Simple device to reduce the risk of tearing during childbirth
A simple, flexible plastic device developed by doctors in Sweden could help prevent women from suffering a perineal tear during childbirth.
The device, called Babyslide, reduced the risk of a serious tear in new mothers (the group at highest risk) by up to 60 percent, new research shows. The device is inserted between the vaginal wall and the baby’s head at the time of coronation (when the head becomes visible) and is said to help distribute the pressure of the baby’s head over a larger surface area, reducing the chance of a tear is reduced.
Tearing of the perineum – the area between the vagina and the anus – can happen during the baby’s passage, due to stretching of the tissue. It’s very common: according to the NHS, up to nine in 10 new mothers who have a vaginal birth will have some kind of tearing.
As Dr Kristin Andre, a doctor of obstetrics and gynecology at Helsingborg Hospital in Sweden, who led the recent study, explains, tears can cause short-term problems such as pain and irritation due to damage to the lining of the vagina; as well as long-term problems including incontinence and sexual dysfunction due to damage to the muscles in the pelvic floor.
Tears are graded based on their severity. Grade 1 or first-degree tears are minor cuts or scrapes that affect only the skin and usually heal quickly without treatment. Grade 2 (second degree) tears affect the muscles of the perineum and skin, and usually require stitches.
A third or fourth degree tear is deeper and involves the posterior passage/anal sphincter (a group of muscles around the anus that controls bowel movements) and must be repaired in an operating room.
The Swedish team said studies suggest as many as seven in 10 new mothers experience grade 2-4 perineal tearing – but most are grade 2.
Second-degree tears can affect sexual function and increase the risk of painful sex, urinary incontinence, and pelvic organ prolapse. And according to previous research, 15 percent of women with a second-degree tear may experience anal incontinence a year after giving birth.
A third or fourth degree tear, meanwhile, “can be a major cause of anal incontinence in women and lead to long-term morbidity.” [disease]’, researchers said.
But despite the number of women affected and the impact of these injuries on their quality of life, ‘few preventive measures have been shown to reduce the amount of perineal tearing’.
Currently, midwives can use warm compresses and perineal massage, which aim to make the tissue more supple.
However, a highly regarded 2017 Cochrane review found that these did not help reduce second-degree tears, although there was some ‘moderate quality’ evidence that they might reduce third- and fourth-degree tears.
The new Babyslide device reduced grade 2 to 4 tears by 60 percent. It is made of santoprene, a soft, flexible plastic. It consists of a longer flat strip of soft plastic (called the ‘tongue’) and has two smaller wings on each side at a 90 degree angle, made of the same material.
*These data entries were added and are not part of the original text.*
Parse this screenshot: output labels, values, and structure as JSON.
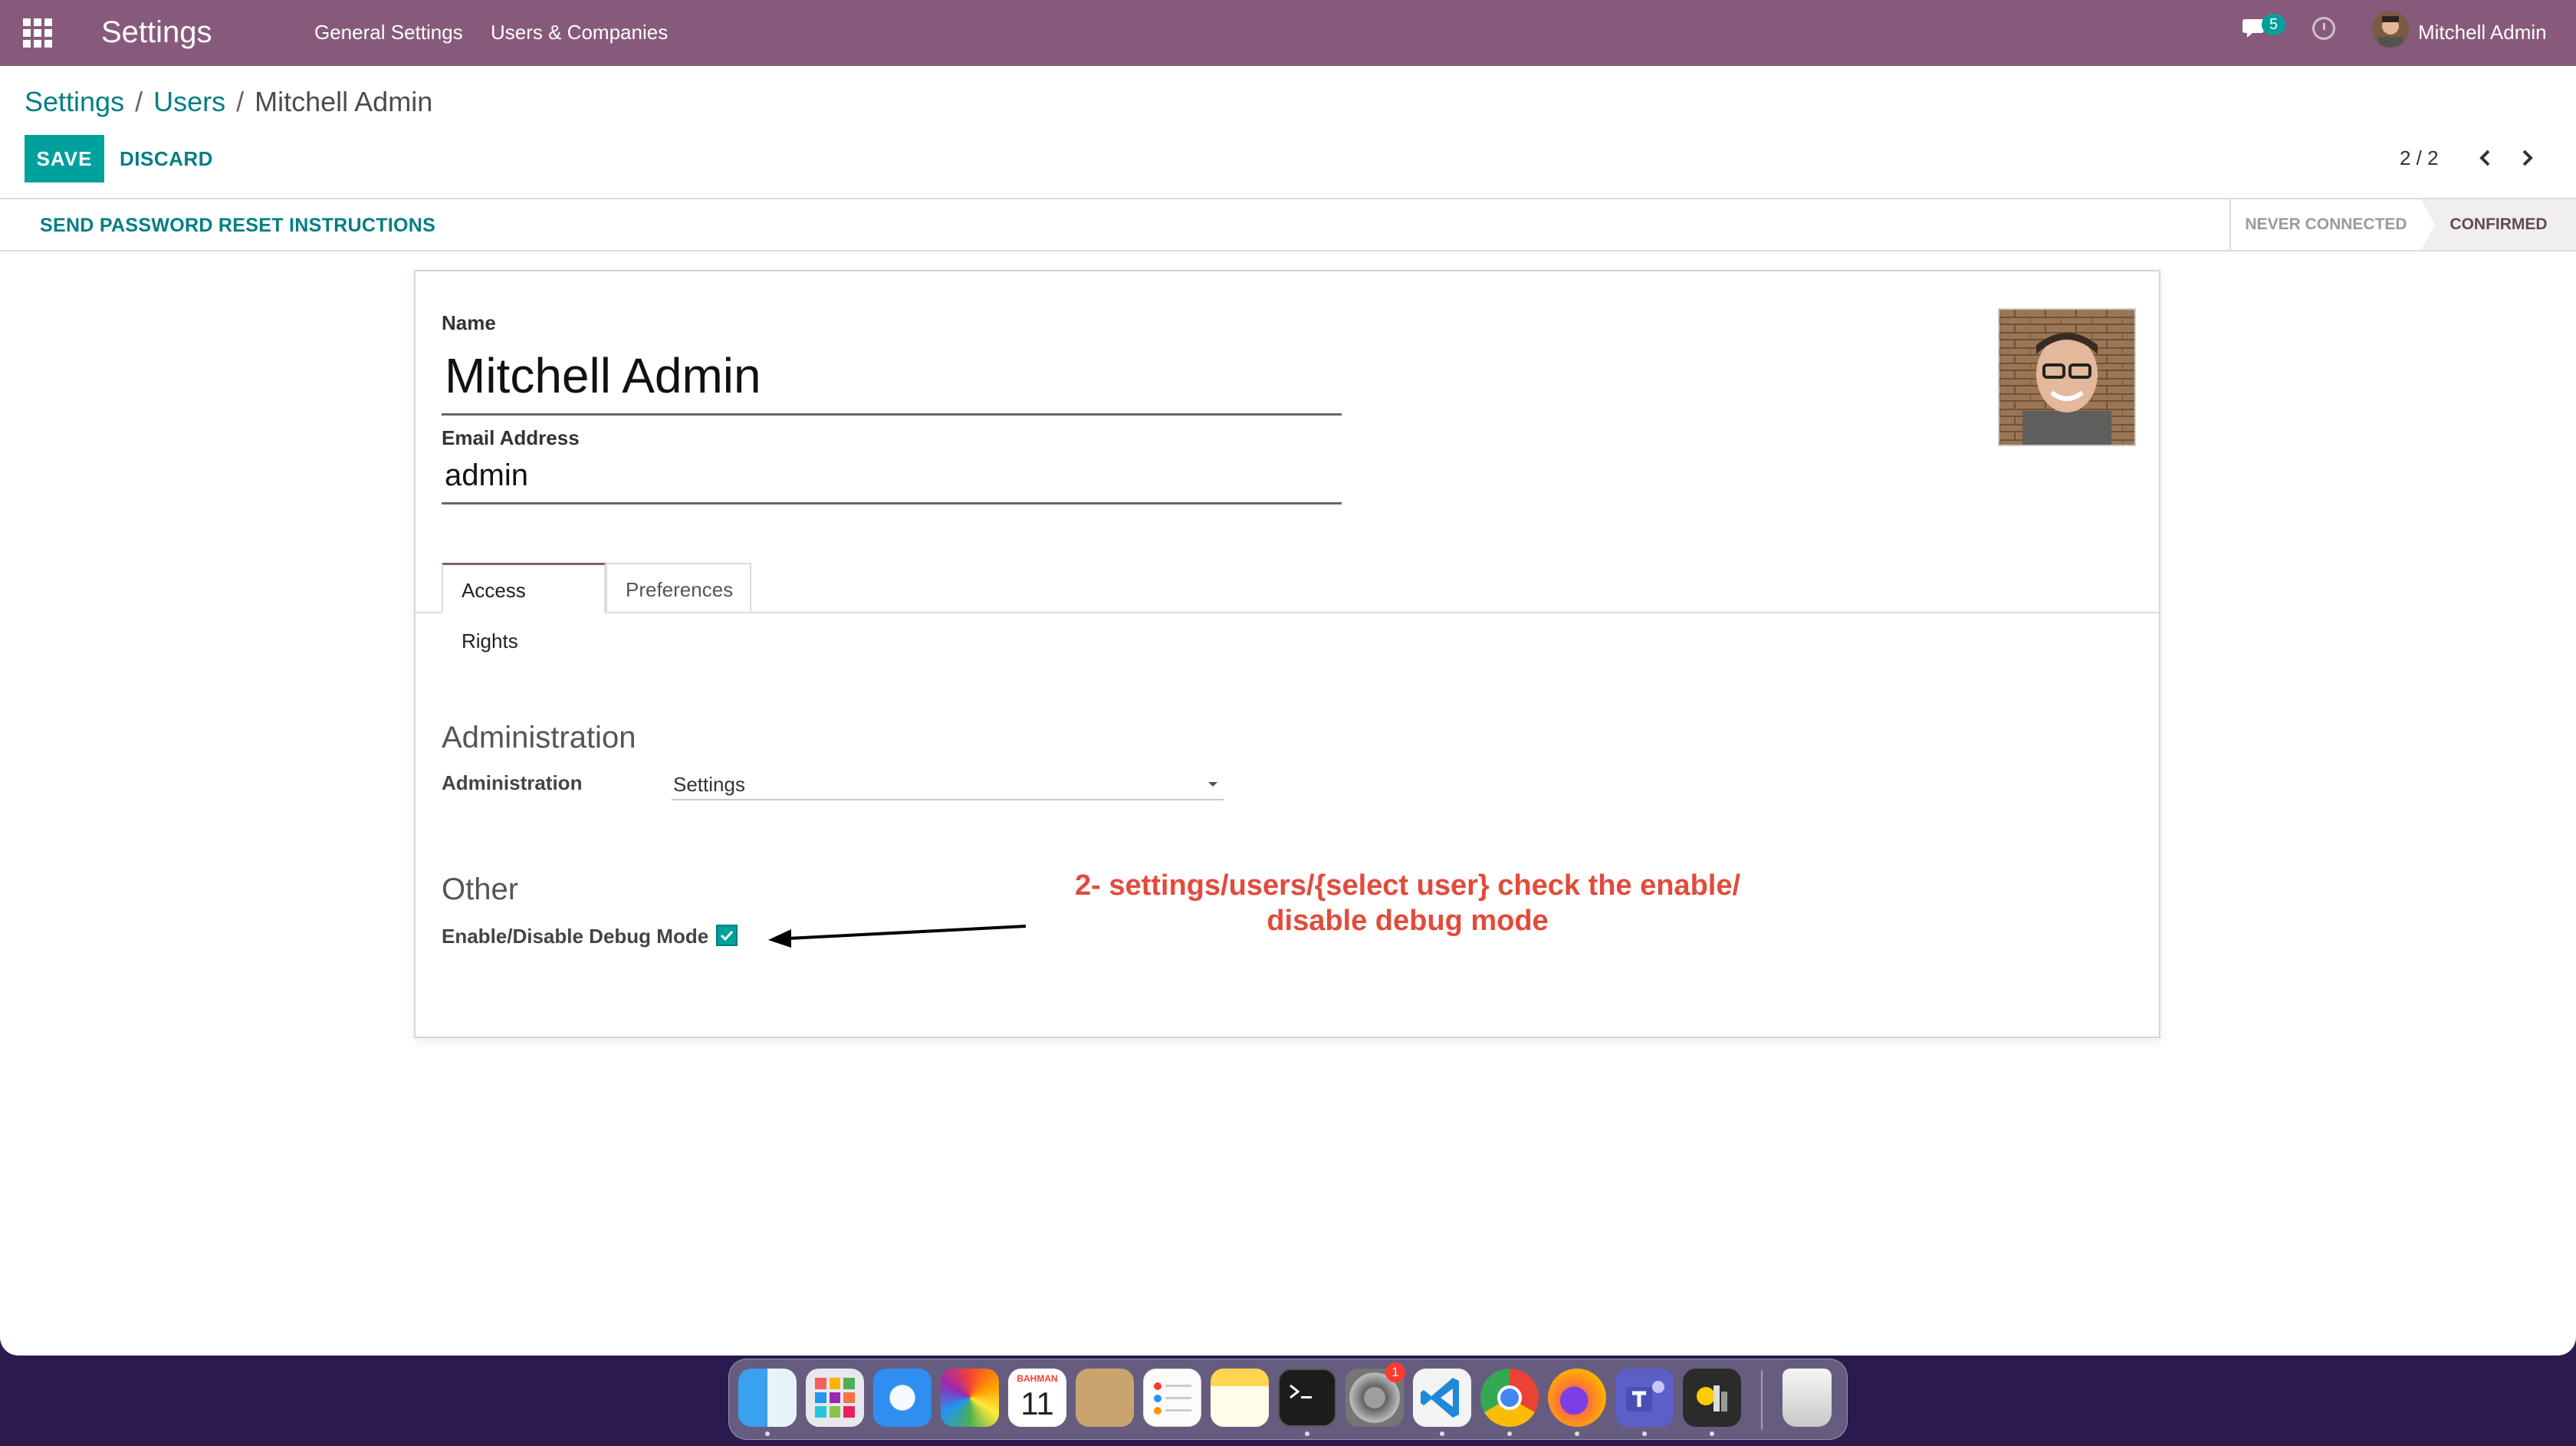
{
  "navbar": {
    "brand": "Settings",
    "menu": [
      "General Settings",
      "Users & Companies"
    ],
    "messages_count": "5",
    "user_name": "Mitchell Admin",
    "color": "#875a7b"
  },
  "breadcrumb": {
    "items": [
      "Settings",
      "Users"
    ],
    "current": "Mitchell Admin"
  },
  "buttons": {
    "save": "SAVE",
    "discard": "DISCARD",
    "reset_password": "SEND PASSWORD RESET INSTRUCTIONS"
  },
  "pager": {
    "value": "2 / 2"
  },
  "status": {
    "stages": [
      "NEVER CONNECTED",
      "CONFIRMED"
    ],
    "active": "CONFIRMED"
  },
  "form": {
    "name_label": "Name",
    "name_value": "Mitchell Admin",
    "email_label": "Email Address",
    "email_value": "admin",
    "tabs": [
      "Access Rights",
      "Preferences"
    ],
    "active_tab": "Access Rights",
    "admin_group_title": "Administration",
    "admin_field_label": "Administration",
    "admin_field_value": "Settings",
    "other_group_title": "Other",
    "debug_label": "Enable/Disable Debug Mode",
    "debug_checked": true
  },
  "annotation": {
    "line1": "2-  settings/users/{select user} check the enable/",
    "line2": "disable debug mode",
    "color": "#e24b3b"
  },
  "dock": {
    "apps": [
      "finder-icon",
      "launchpad-icon",
      "safari-icon",
      "photos-icon",
      "calendar-icon",
      "contacts-icon",
      "reminders-icon",
      "notes-icon",
      "terminal-icon",
      "system-preferences-icon",
      "vscode-icon",
      "chrome-icon",
      "firefox-icon",
      "teams-icon",
      "scripter-icon",
      "trash-icon"
    ],
    "calendar_month": "BAHMAN",
    "calendar_day": "11",
    "settings_badge": "1"
  },
  "colors": {
    "accent": "#00a09d",
    "link": "#017e84"
  }
}
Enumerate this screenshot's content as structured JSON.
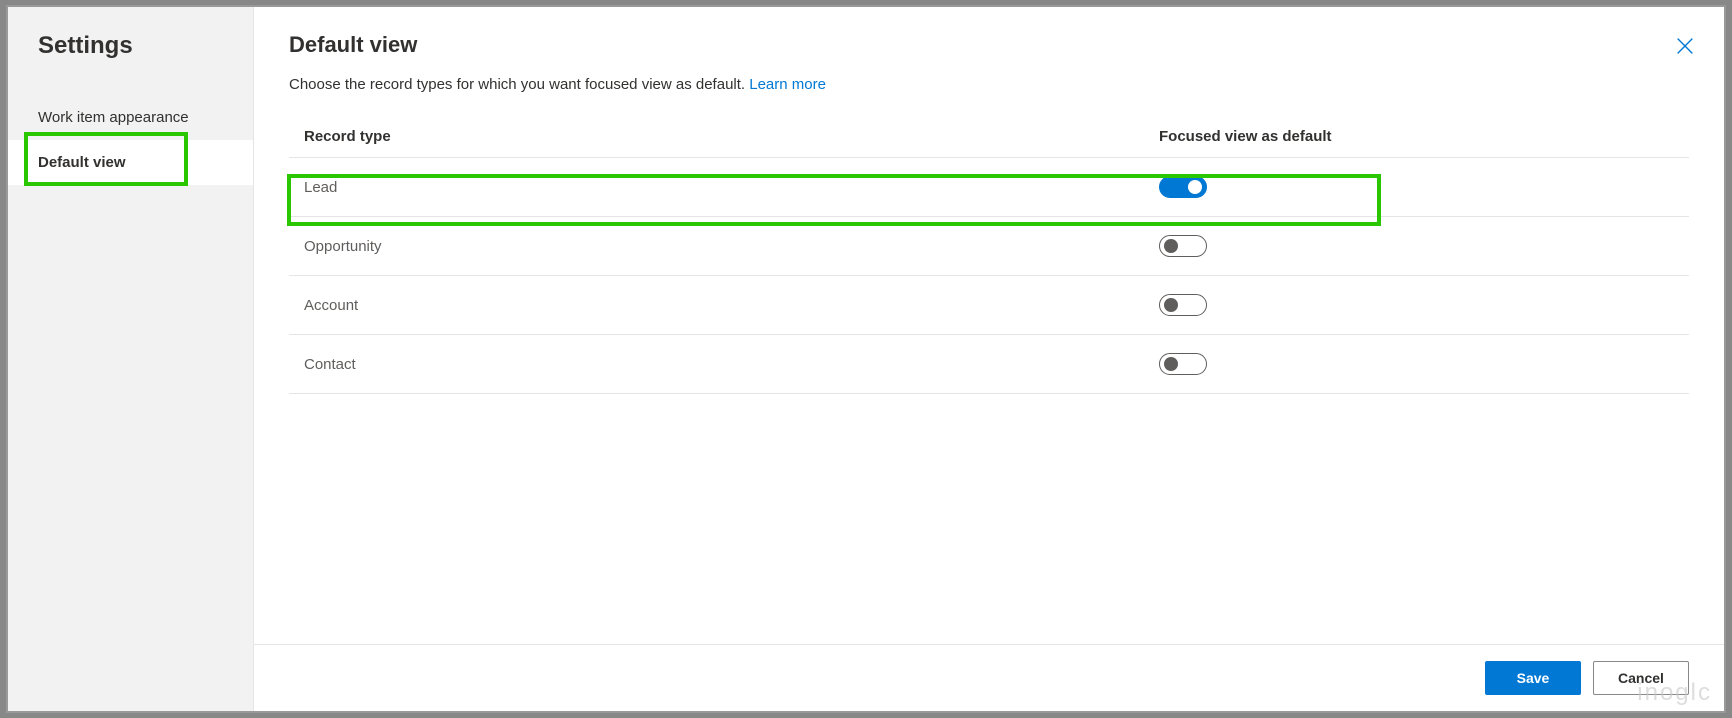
{
  "sidebar": {
    "title": "Settings",
    "items": [
      {
        "label": "Work item appearance",
        "active": false
      },
      {
        "label": "Default view",
        "active": true
      }
    ]
  },
  "main": {
    "title": "Default view",
    "subtitle_prefix": "Choose the record types for which you want focused view as default. ",
    "learn_more": "Learn more"
  },
  "table": {
    "header_record": "Record type",
    "header_toggle": "Focused view as default",
    "rows": [
      {
        "label": "Lead",
        "enabled": true
      },
      {
        "label": "Opportunity",
        "enabled": false
      },
      {
        "label": "Account",
        "enabled": false
      },
      {
        "label": "Contact",
        "enabled": false
      }
    ]
  },
  "footer": {
    "save": "Save",
    "cancel": "Cancel"
  },
  "watermark": "inoglc"
}
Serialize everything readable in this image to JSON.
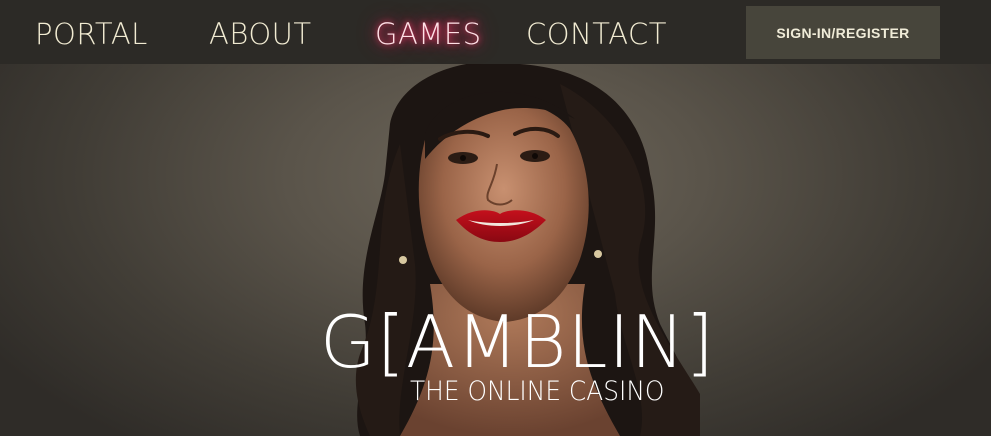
{
  "nav": {
    "links": [
      {
        "label": "PORTAL"
      },
      {
        "label": "ABOUT"
      },
      {
        "label": "GAMES",
        "active": true
      },
      {
        "label": "CONTACT"
      }
    ],
    "signin_label": "SIGN-IN/REGISTER"
  },
  "hero": {
    "brand": "G[AMBLIN]",
    "tagline": "THE ONLINE CASINO"
  },
  "colors": {
    "nav_background": "#2c2a26",
    "nav_text": "#f1ebd2",
    "active_glow": "#ff3b6b",
    "button_background": "#47453b"
  }
}
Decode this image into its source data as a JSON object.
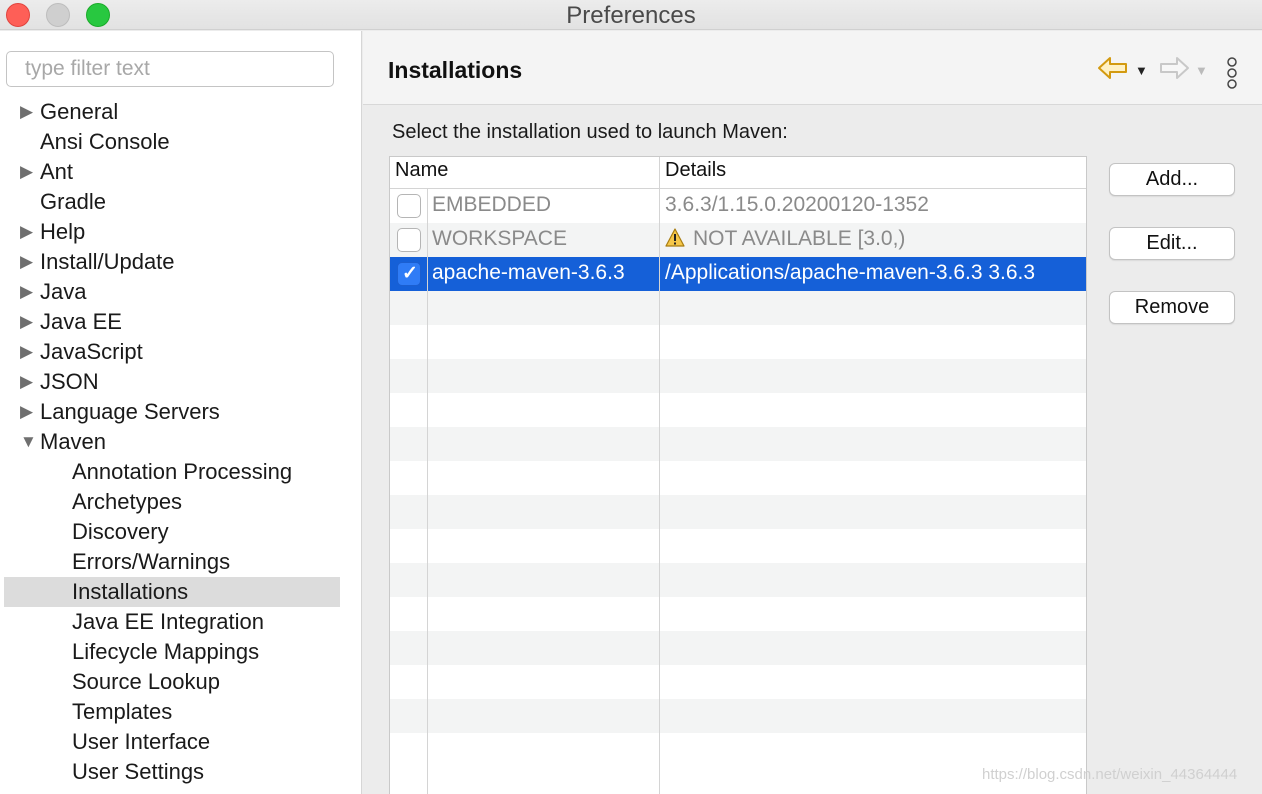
{
  "window": {
    "title": "Preferences"
  },
  "filter": {
    "placeholder": "type filter text",
    "value": ""
  },
  "tree": [
    {
      "label": "General",
      "expandable": true,
      "expanded": false,
      "level": 0
    },
    {
      "label": "Ansi Console",
      "expandable": false,
      "level": 0
    },
    {
      "label": "Ant",
      "expandable": true,
      "expanded": false,
      "level": 0
    },
    {
      "label": "Gradle",
      "expandable": false,
      "level": 0
    },
    {
      "label": "Help",
      "expandable": true,
      "expanded": false,
      "level": 0
    },
    {
      "label": "Install/Update",
      "expandable": true,
      "expanded": false,
      "level": 0
    },
    {
      "label": "Java",
      "expandable": true,
      "expanded": false,
      "level": 0
    },
    {
      "label": "Java EE",
      "expandable": true,
      "expanded": false,
      "level": 0
    },
    {
      "label": "JavaScript",
      "expandable": true,
      "expanded": false,
      "level": 0
    },
    {
      "label": "JSON",
      "expandable": true,
      "expanded": false,
      "level": 0
    },
    {
      "label": "Language Servers",
      "expandable": true,
      "expanded": false,
      "level": 0
    },
    {
      "label": "Maven",
      "expandable": true,
      "expanded": true,
      "level": 0
    },
    {
      "label": "Annotation Processing",
      "level": 1
    },
    {
      "label": "Archetypes",
      "level": 1
    },
    {
      "label": "Discovery",
      "level": 1
    },
    {
      "label": "Errors/Warnings",
      "level": 1
    },
    {
      "label": "Installations",
      "level": 1,
      "selected": true
    },
    {
      "label": "Java EE Integration",
      "level": 1
    },
    {
      "label": "Lifecycle Mappings",
      "level": 1
    },
    {
      "label": "Source Lookup",
      "level": 1
    },
    {
      "label": "Templates",
      "level": 1
    },
    {
      "label": "User Interface",
      "level": 1
    },
    {
      "label": "User Settings",
      "level": 1
    }
  ],
  "page": {
    "title": "Installations",
    "prompt": "Select the installation used to launch Maven:"
  },
  "table": {
    "columns": [
      "Name",
      "Details"
    ],
    "rows": [
      {
        "checked": false,
        "name": "EMBEDDED",
        "details": "3.6.3/1.15.0.20200120-1352",
        "warning": false,
        "selected": false
      },
      {
        "checked": false,
        "name": "WORKSPACE",
        "details": "NOT AVAILABLE [3.0,)",
        "warning": true,
        "selected": false
      },
      {
        "checked": true,
        "name": "apache-maven-3.6.3",
        "details": "/Applications/apache-maven-3.6.3 3.6.3",
        "warning": false,
        "selected": true
      }
    ],
    "empty_rows": 14
  },
  "buttons": {
    "add": "Add...",
    "edit": "Edit...",
    "remove": "Remove"
  },
  "watermark": "https://blog.csdn.net/weixin_44364444",
  "colors": {
    "selection": "#1560d8",
    "checkbox_on": "#2f7cf6",
    "close": "#fe5f57",
    "maximize": "#28c840",
    "nav_back": "#d9a520"
  }
}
During crowning, the larger strip is inserted between the baby’s head and the back wall of the vagina. The shorter wings are on the outside, where they are held in place by the doctor or nurse, to provide continuous manual pressure on the perineum throughout the birth.
For the new study, 92 pregnant women were randomly divided into two groups: one used the Babyslide during labor, while the other group received standard care.
Results published in the American Journal of Obstetrics and Gynecology Maternal-Fetal Medicine showed that women in the Babyslide group had a significantly lower risk of sustaining a more extensive perineal tear than those in the control group.
Furthermore, despite concerns that the device itself might increase tearing of the labia (the folds of skin around the vaginal opening), they found that it actually reduced tearing of the labia, possibly because the pressure was distributed over a larger area.
Dr. Andre says the Baby-slide device, which costs £44 to buy privately, is easy for doctors and midwives to use and does not appear to be uncomfortable for mothers, although this was not evaluated in the study. She adds that warm compresses can still be applied while the device is in place.
Commenting on the research, Soo Downe, professor of obstetric studies at the University of Central Lancashire, said: ‘Reducing perineal tears is important for fertile women.
‘We know that some treatments, such as warm compresses and massage, can reduce the most severe tears, and these should be offered to women routinely.
‘This study suggests that there may also be a way to prevent mid-level disease [second-degree] tears. This is an important finding. However, as the authors said, the study is small and comes from just one hospital in Sweden.
‘Before the device is widely used, the results need to be tested in more locations, in different women and with different approaches to delivery, to see if they still hold true.’